Responsibilities
- Implement and maintain robust automation for deploying and operating Kong's Managed Gateways across various cloud environments.
- Monitor system health, performance, and uptime, striving for 99.99% availability for our core infrastructure.
- Resolve complex production incidents efficiently, participating actively in on-call rotations to maintain service continuity.
- Build resilient tools and systems that enhance the overall reliability and operational efficiency of our platform.
- Contribute proactively to the prevention of technical debt, ensuring sustainable and scalable operations as Kong grows.

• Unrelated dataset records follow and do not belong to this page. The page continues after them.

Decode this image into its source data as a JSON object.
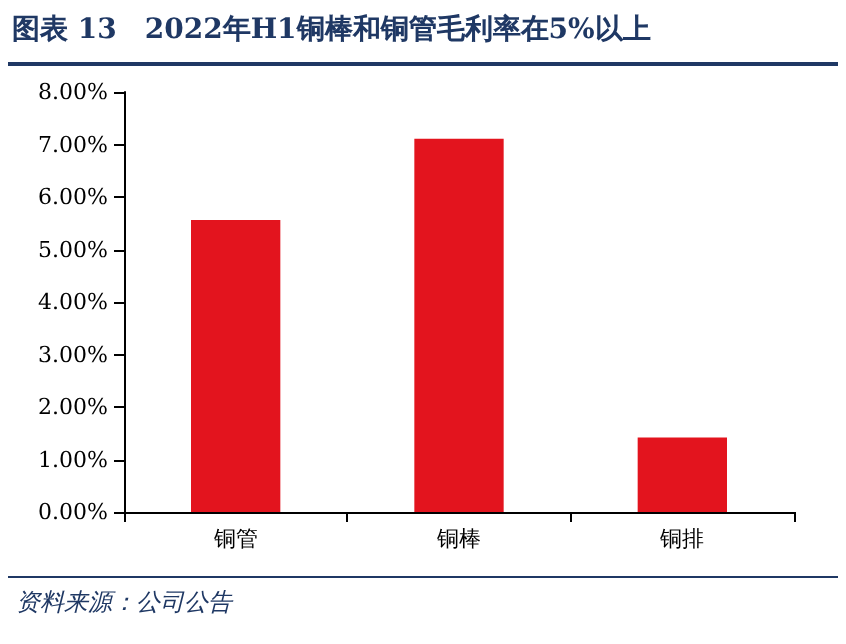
{
  "chart_data": {
    "type": "bar",
    "title": "图表 13　2022年H1铜棒和铜管毛利率在5%以上",
    "categories": [
      "铜管",
      "铜棒",
      "铜排"
    ],
    "values": [
      5.56,
      7.11,
      1.42
    ],
    "color": "#e3141e",
    "ylim": [
      0,
      8
    ],
    "yticks": [
      {
        "value": 0,
        "label": "0.00%"
      },
      {
        "value": 1,
        "label": "1.00%"
      },
      {
        "value": 2,
        "label": "2.00%"
      },
      {
        "value": 3,
        "label": "3.00%"
      },
      {
        "value": 4,
        "label": "4.00%"
      },
      {
        "value": 5,
        "label": "5.00%"
      },
      {
        "value": 6,
        "label": "6.00%"
      },
      {
        "value": 7,
        "label": "7.00%"
      },
      {
        "value": 8,
        "label": "8.00%"
      }
    ],
    "grid": false,
    "annotations": [
      "资料来源：公司公告"
    ]
  }
}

- Collaborate closely with engineering teams to design, review, and implement resilient and highly scalable services.
Requirements
- 2+ years of experience applying Site Reliability Engineering (SRE) principles and practices in a production environment.
- Proficiency in at least one of Golang or Python for automation, tooling, and infrastructure as code.
- Hands-on experience with Kubernetes and major cloud platforms such as AWS, GCP, or Azure.
- Familiarity with monitoring, logging, and alerting tools (e.g., Prometheus, Grafana, Datadog).
- Solid understanding of networking concepts, distributed systems, and API gateways.
Nice to Have
- Experience with Kong Gateway or other API management platforms.
- Relevant cloud certifications (e.g., AWS Certified DevOps Engineer, Kubernetes Administrator).
- Active contributions to open-source projects or developer communities.